6.      Teenager Arrested For Trying To Poison Her Grandfather.   WKYT-TV Lexington, KY (12/16, 6:07 p.m. ET) broadcast, "A Casey County woman is under arrest, accused of trying to poison her grandfather. Police in Liberty say 19-year-old Brittany Ann Miller laced her grandfather’s coffee with anti-freeze so she could inherit his estate." The grandfather, Leonard Walls, "told a security officer" at the Veterans Affairs hospital in Lexington "he thought the teen may have poisoned him."
      The WKYT-TV (12/16, Pendleton) website, which also covered this story, noted that the indictment against Miller "states that the alleged poisonings happened in February 2008, but Walls didn’t learn about it until he was a patient at Lexington’s" VA hospital. Walls complimented the facility, saying, "I don’t think any other hospital would have looked for antifreeze." This story was also covered by the websites for WLEX-TV Lexington, KY (12/16) and WTVQ-TV Lexington, KY (12/16).

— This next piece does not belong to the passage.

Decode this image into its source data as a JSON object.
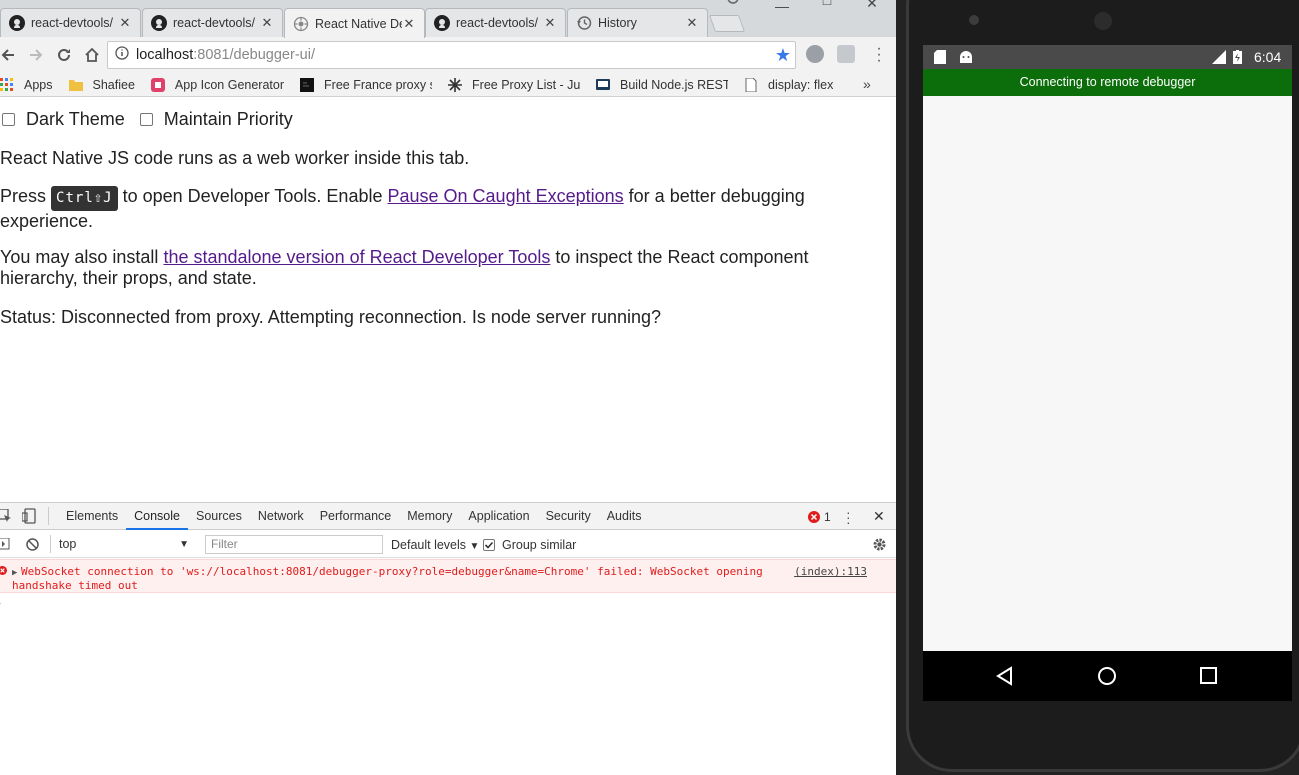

7.      Vets Finally Get Local Treatment.   The Traverse City (MI) Record-Eagle (12/17) editorializes, "It’s hard to overestimate just how much adding three new" Veterans Affairs "clinics in northern Lower Michigan will mean to the men and women who depend on the VA for medical care. The VA recently announced it would open new clinics in Cadillac, Grayling and Cheboygan by 2010; a fourth will open in Bad Axe." The "new clinics are being met with enthusiasm from thousands of vets, which is great. But the fact that it will take until 2010 to have more than one clinic in northern Michigan is a scandal."

8.      World War II Veteran Donates Art To Brooklyn VA Hospital.   In a story submitted by Raymond Aalbue from the Veterans Affairs New York Harbor Healthcare System, the Brooklyn (NY) Daily Eagle (12/16) reported Morris "Mike" Greenstein, a World War II veteran, "recently donated a work of art to the Brooklyn campus of the VA New York Harbor Healthcare System, otherwise known as the Brooklyn VA Hospital." It "was the second piece of art that…Greenstein created specifically for the facility."

9.      Concert Raises Money To Help Build Fisher House Boston.   GateHouse Media (12/17) reports, "A holiday concert by Irish tenor John McDermott and a three-hour radio-thon hosted by Boston radio talk station 96.9 WTKK raised more than $100,000 to benefit the Fisher House Boston, a home for families of wounded and ill veterans in West Roxbury." The December 12th "concert was dedicated to honoring" US military personnel "serving in Iraq and Afghanistan, and in the audience were several local families of troops currently serving overseas." Earlier "in the day, WTKK talk host Michael Graham devoted his entire three-hour show to raising money for the Fisher House Boston," which "broke ground in October on a 20-suite facility" at the West Roxbury Veterans Affairs Hospital. The facility "is slated to open in September 2009."

10.    Viera VA Clinic Staff Professional, Outstanding.   A letter to the editor of Florida Today (12/17).